This eliminated any liquidity concerns for at least the next year.
NN ARBOR, Mich., March 30 /PRNewswire-FirstCall/ — Borders Group, Inc. (NYSE: BGP) and Pershing Square Capital Management, L.P. today announced a one-year extension of the $42.5 million senior secured term loan from April 15, 2009 until April 1, 2010. The loan will be extended on its current terms, including an interest rate of 9.8%, which is substantially below market for comparable financing. At the same time, Borders Group is resetting the strike price on Pershing Square’s 14.7 million warrants to $0.65 per share, and the company will allow its option to “put” its U.K. based Paperchase gifts and stationery business to Pershing Square to expire.
“We are pleased to have the continued support of our largest shareholder as we focus on getting our company’s financial house in order,” said Borders Group Chief Executive Officer Ron Marshall. “The extension of the loan gives us some necessary breathing room, which is important in the current economic environment. We are also pleased to retain Paperchase, which is a successful and important business throughout the U.K. and other markets as well as in our Borders superstores throughout the U.S.”
Pershing Square currently owns 10.6 million shares of Borders common stock, or 18% of the shares outstanding. If Pershing executes its 14.7 million warrants, it would own 25.3 million shares, or 33.6% of the total.
Borders (BGP) is scheduled to release result today at 4pm (Central time?). Do not expect aq miracle. What you want to see is expenses falling, debt falling and sales at least stabilized. after what has happened the last 6 months, accomplishing that would be a huge boost.
Disclosure (“none” means no position): Long BGP
3 replies on “Borders and Pershing Amend Financing Agreement”
It’s a great deal for Ackman, he gets to weasel out of overpaying for Paperchase, gets 10% interest on the 42 million dollar loan for another year, and gets the strike price on the warrants reduced from $7/share to .65 cents.
Pretty crappy for shareholders unless you bought it as a penny stock. The number of shares basically gets diluted by 20%.
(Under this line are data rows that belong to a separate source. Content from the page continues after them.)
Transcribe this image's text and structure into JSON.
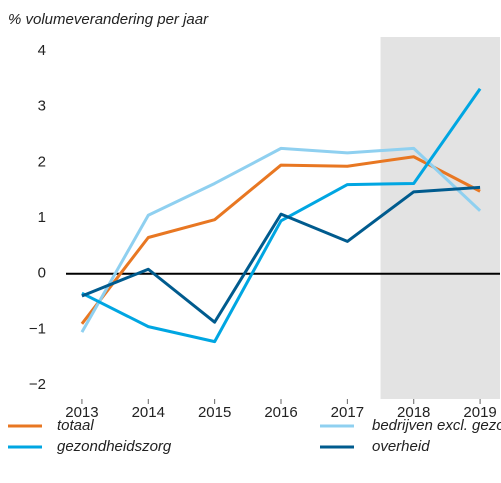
{
  "chart_data": {
    "type": "line",
    "y_axis_label": "% volumeverandering per jaar",
    "x": [
      2013,
      2014,
      2015,
      2016,
      2017,
      2018,
      2019
    ],
    "xlim": [
      2012.76,
      2019.3
    ],
    "xticks": [
      2013,
      2014,
      2015,
      2016,
      2017,
      2018,
      2019
    ],
    "ylim": [
      -2.25,
      4.25
    ],
    "yticks": [
      {
        "value": -2,
        "label": "−2"
      },
      {
        "value": -1,
        "label": "−1"
      },
      0,
      1,
      2,
      3,
      4
    ],
    "zero_line": true,
    "shaded_xrange": [
      2017.5,
      2019.3
    ],
    "shade_color": "#e3e3e3",
    "series": [
      {
        "name": "totaal",
        "color": "#e87722",
        "values": [
          -0.9,
          0.65,
          0.97,
          1.95,
          1.93,
          2.1,
          1.48
        ]
      },
      {
        "name": "bedrijven excl. gezondheidszorg",
        "color": "#8fd0f0",
        "values": [
          -1.05,
          1.05,
          1.62,
          2.25,
          2.17,
          2.25,
          1.13
        ]
      },
      {
        "name": "gezondheidszorg",
        "color": "#00a6e2",
        "values": [
          -0.35,
          -0.95,
          -1.22,
          0.95,
          1.6,
          1.62,
          3.32
        ]
      },
      {
        "name": "overheid",
        "color": "#005b8e",
        "values": [
          -0.4,
          0.08,
          -0.87,
          1.07,
          0.58,
          1.47,
          1.55
        ]
      }
    ]
  }
}
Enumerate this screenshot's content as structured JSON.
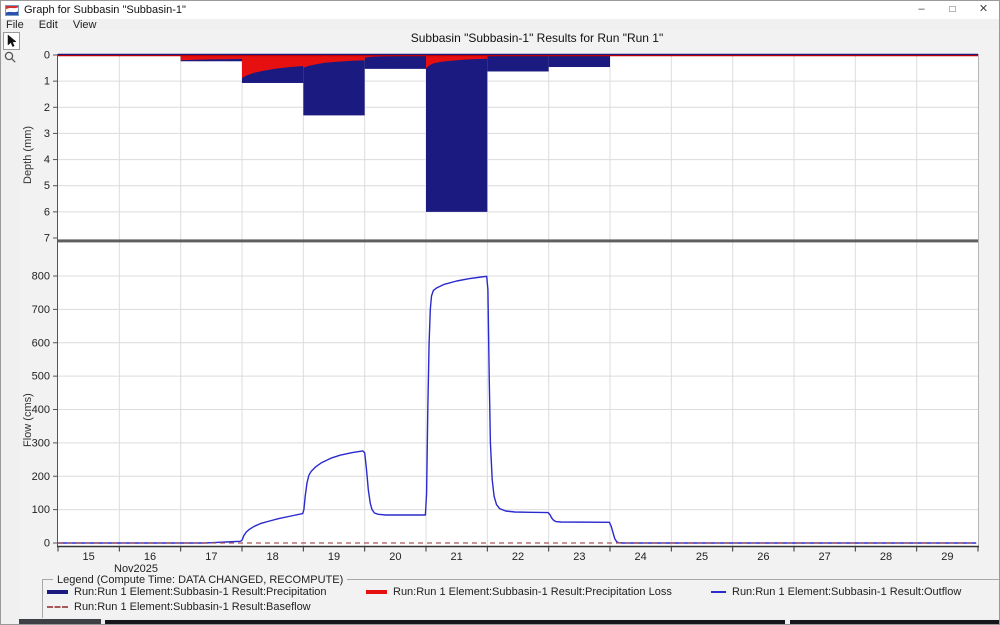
{
  "window": {
    "title": "Graph for Subbasin \"Subbasin-1\"",
    "controls": [
      {
        "name": "minimize",
        "glyph": "–"
      },
      {
        "name": "maximize",
        "glyph": "□"
      },
      {
        "name": "close",
        "glyph": "✕"
      }
    ]
  },
  "menu": {
    "items": [
      "File",
      "Edit",
      "View"
    ]
  },
  "toolbar": {
    "tools": [
      "pointer-tool",
      "zoom-tool"
    ]
  },
  "chart": {
    "title": "Subbasin \"Subbasin-1\" Results for Run \"Run 1\"",
    "top_ylabel": "Depth (mm)",
    "bottom_ylabel": "Flow (cms)"
  },
  "legend": {
    "title": "Legend (Compute Time: DATA CHANGED, RECOMPUTE)",
    "items": [
      {
        "label": "Run:Run 1 Element:Subbasin-1 Result:Precipitation",
        "color": "#1a1a80",
        "style": "thick"
      },
      {
        "label": "Run:Run 1 Element:Subbasin-1 Result:Precipitation Loss",
        "color": "#e61010",
        "style": "thick"
      },
      {
        "label": "Run:Run 1 Element:Subbasin-1 Result:Outflow",
        "color": "#2a2ace",
        "style": "thin"
      },
      {
        "label": "Run:Run 1 Element:Subbasin-1 Result:Baseflow",
        "color": "#a85858",
        "style": "dashed"
      }
    ]
  },
  "colors": {
    "precipitation": "#1a1a80",
    "precipitation_loss": "#e61010",
    "outflow": "#2a2ace",
    "baseflow": "#a85858",
    "grid": "#dcdcdc",
    "axis": "#444444",
    "separator": "#5f5f5f"
  },
  "chart_data": [
    {
      "type": "bar",
      "name": "precipitation-hyetograph",
      "ylabel": "Depth (mm)",
      "y_inverted": true,
      "ylim": [
        0,
        7
      ],
      "yticks": [
        0,
        1,
        2,
        3,
        4,
        5,
        6,
        7
      ],
      "x_days": [
        15,
        30
      ],
      "grid": true,
      "bars": [
        {
          "day_start": 17,
          "day_end": 18,
          "precip_mm": 0.24,
          "loss_mm_curve": [
            [
              17.0,
              0.2
            ],
            [
              17.25,
              0.185
            ],
            [
              17.5,
              0.17
            ],
            [
              17.75,
              0.16
            ],
            [
              18.0,
              0.15
            ]
          ]
        },
        {
          "day_start": 18,
          "day_end": 19,
          "precip_mm": 1.07,
          "loss_mm_curve": [
            [
              18.0,
              0.88
            ],
            [
              18.08,
              0.78
            ],
            [
              18.2,
              0.68
            ],
            [
              18.35,
              0.6
            ],
            [
              18.55,
              0.52
            ],
            [
              18.8,
              0.46
            ],
            [
              19.0,
              0.42
            ]
          ]
        },
        {
          "day_start": 19,
          "day_end": 20,
          "precip_mm": 2.31,
          "loss_mm_curve": [
            [
              19.0,
              0.49
            ],
            [
              19.08,
              0.42
            ],
            [
              19.2,
              0.36
            ],
            [
              19.35,
              0.3
            ],
            [
              19.55,
              0.26
            ],
            [
              19.8,
              0.22
            ],
            [
              20.0,
              0.2
            ]
          ]
        },
        {
          "day_start": 20,
          "day_end": 21,
          "precip_mm": 0.53,
          "loss_mm_curve": [
            [
              20.0,
              0.1
            ],
            [
              20.12,
              0.07
            ],
            [
              20.3,
              0.05
            ],
            [
              20.6,
              0.04
            ],
            [
              21.0,
              0.035
            ]
          ]
        },
        {
          "day_start": 21,
          "day_end": 22,
          "precip_mm": 6.0,
          "loss_mm_curve": [
            [
              21.0,
              0.52
            ],
            [
              21.05,
              0.4
            ],
            [
              21.12,
              0.32
            ],
            [
              21.25,
              0.26
            ],
            [
              21.45,
              0.21
            ],
            [
              21.7,
              0.17
            ],
            [
              22.0,
              0.14
            ]
          ]
        },
        {
          "day_start": 22,
          "day_end": 23,
          "precip_mm": 0.63,
          "loss_mm_curve": [
            [
              22.0,
              0.05
            ],
            [
              22.3,
              0.03
            ],
            [
              23.0,
              0.02
            ]
          ]
        },
        {
          "day_start": 23,
          "day_end": 24,
          "precip_mm": 0.46,
          "loss_mm_curve": [
            [
              23.0,
              0.02
            ],
            [
              24.0,
              0.015
            ]
          ]
        }
      ]
    },
    {
      "type": "line",
      "name": "flow-hydrograph",
      "ylabel": "Flow (cms)",
      "ylim": [
        0,
        905
      ],
      "yticks": [
        0,
        100,
        200,
        300,
        400,
        500,
        600,
        700,
        800
      ],
      "grid": true,
      "x_axis": {
        "start_day": 15,
        "end_day": 30,
        "tick_labels": [
          "15",
          "16",
          "17",
          "18",
          "19",
          "20",
          "21",
          "22",
          "23",
          "24",
          "25",
          "26",
          "27",
          "28",
          "29"
        ],
        "month_label": "Nov2025"
      },
      "series": [
        {
          "name": "Outflow",
          "color": "#2a2ace",
          "dashed": false,
          "points": [
            [
              15,
              0
            ],
            [
              17.4,
              0
            ],
            [
              17.5,
              1
            ],
            [
              17.75,
              3
            ],
            [
              17.97,
              5
            ],
            [
              18.0,
              8
            ],
            [
              18.03,
              22
            ],
            [
              18.07,
              33
            ],
            [
              18.12,
              41
            ],
            [
              18.2,
              50
            ],
            [
              18.3,
              58
            ],
            [
              18.45,
              66
            ],
            [
              18.6,
              73
            ],
            [
              18.8,
              81
            ],
            [
              18.99,
              88
            ],
            [
              19.01,
              100
            ],
            [
              19.03,
              140
            ],
            [
              19.06,
              180
            ],
            [
              19.09,
              203
            ],
            [
              19.13,
              215
            ],
            [
              19.2,
              228
            ],
            [
              19.3,
              241
            ],
            [
              19.45,
              254
            ],
            [
              19.6,
              263
            ],
            [
              19.8,
              271
            ],
            [
              19.97,
              276
            ],
            [
              20.0,
              270
            ],
            [
              20.03,
              220
            ],
            [
              20.06,
              160
            ],
            [
              20.09,
              120
            ],
            [
              20.12,
              100
            ],
            [
              20.16,
              90
            ],
            [
              20.22,
              86
            ],
            [
              20.35,
              84
            ],
            [
              20.99,
              84
            ],
            [
              21.01,
              150
            ],
            [
              21.03,
              400
            ],
            [
              21.05,
              600
            ],
            [
              21.07,
              700
            ],
            [
              21.09,
              740
            ],
            [
              21.12,
              757
            ],
            [
              21.18,
              765
            ],
            [
              21.3,
              775
            ],
            [
              21.5,
              785
            ],
            [
              21.7,
              792
            ],
            [
              21.9,
              797
            ],
            [
              21.99,
              799
            ],
            [
              22.01,
              760
            ],
            [
              22.03,
              500
            ],
            [
              22.05,
              300
            ],
            [
              22.08,
              190
            ],
            [
              22.11,
              140
            ],
            [
              22.15,
              115
            ],
            [
              22.2,
              103
            ],
            [
              22.3,
              96
            ],
            [
              22.45,
              93
            ],
            [
              22.7,
              92
            ],
            [
              22.99,
              91
            ],
            [
              23.02,
              85
            ],
            [
              23.05,
              75
            ],
            [
              23.08,
              68
            ],
            [
              23.12,
              64
            ],
            [
              23.2,
              63
            ],
            [
              23.99,
              62
            ],
            [
              24.02,
              50
            ],
            [
              24.05,
              30
            ],
            [
              24.08,
              12
            ],
            [
              24.11,
              4
            ],
            [
              24.14,
              1
            ],
            [
              24.2,
              0
            ],
            [
              29.97,
              0
            ]
          ]
        },
        {
          "name": "Baseflow",
          "color": "#a85858",
          "dashed": true,
          "points": [
            [
              15,
              0
            ],
            [
              29.97,
              0
            ]
          ]
        }
      ]
    }
  ]
}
Don’t look for sales to stabilize at Borders. They’re aggressively shutting down Waldenbooks as leases permit and exiting the music and DVD business. Those two segments made up about 25% of their business last year.
They can’t shut down many of the money losing Superstores because the leases are too big and too long. To be viable they’d probably have to shrink down to about the size of Books-a-Million but how they can do that without bankruptcy who knows?
not really, the reason for the original loan was to provide $4 until credit markets came back, selling him paperchase was to avoid repayment of loan.
credit markets still fuc%#d so even if paper chase deal done, still need $$. with loan extended 1 yr. no reason to sell paperchase as it is still profitable.
dvd business is a loser and the downloads and new concept stores ar e doing better than expected.
dvd still for sale online where most poeple buy them anyway, music also
waldenbook was a loser, that is why they are shutting down and not sure of the %, but it was much less than 25% (not sure if you mean rev. or profits)
not saying it will be fast or easy…but i think it will happen
Waldenbooks is about 15% of revenues and Music/DVD is about 10% of revenue. Neither segment may be profitable, but there is no indication that Borders can make their Superstore/book segment profitable either.
The question is how far does Borders have to shrink to become profitable–$2B per year revenue? Less? Given the stock dilution, even in a best case scenario it’s hard to justify much of market cap even if they can become Books-A-Million profitable. It’s not like books are a high margin business.
Given the capex budget for the next year don’t expect to see any expansion of the concept stores even if they are successful (and I’m not sure that they are).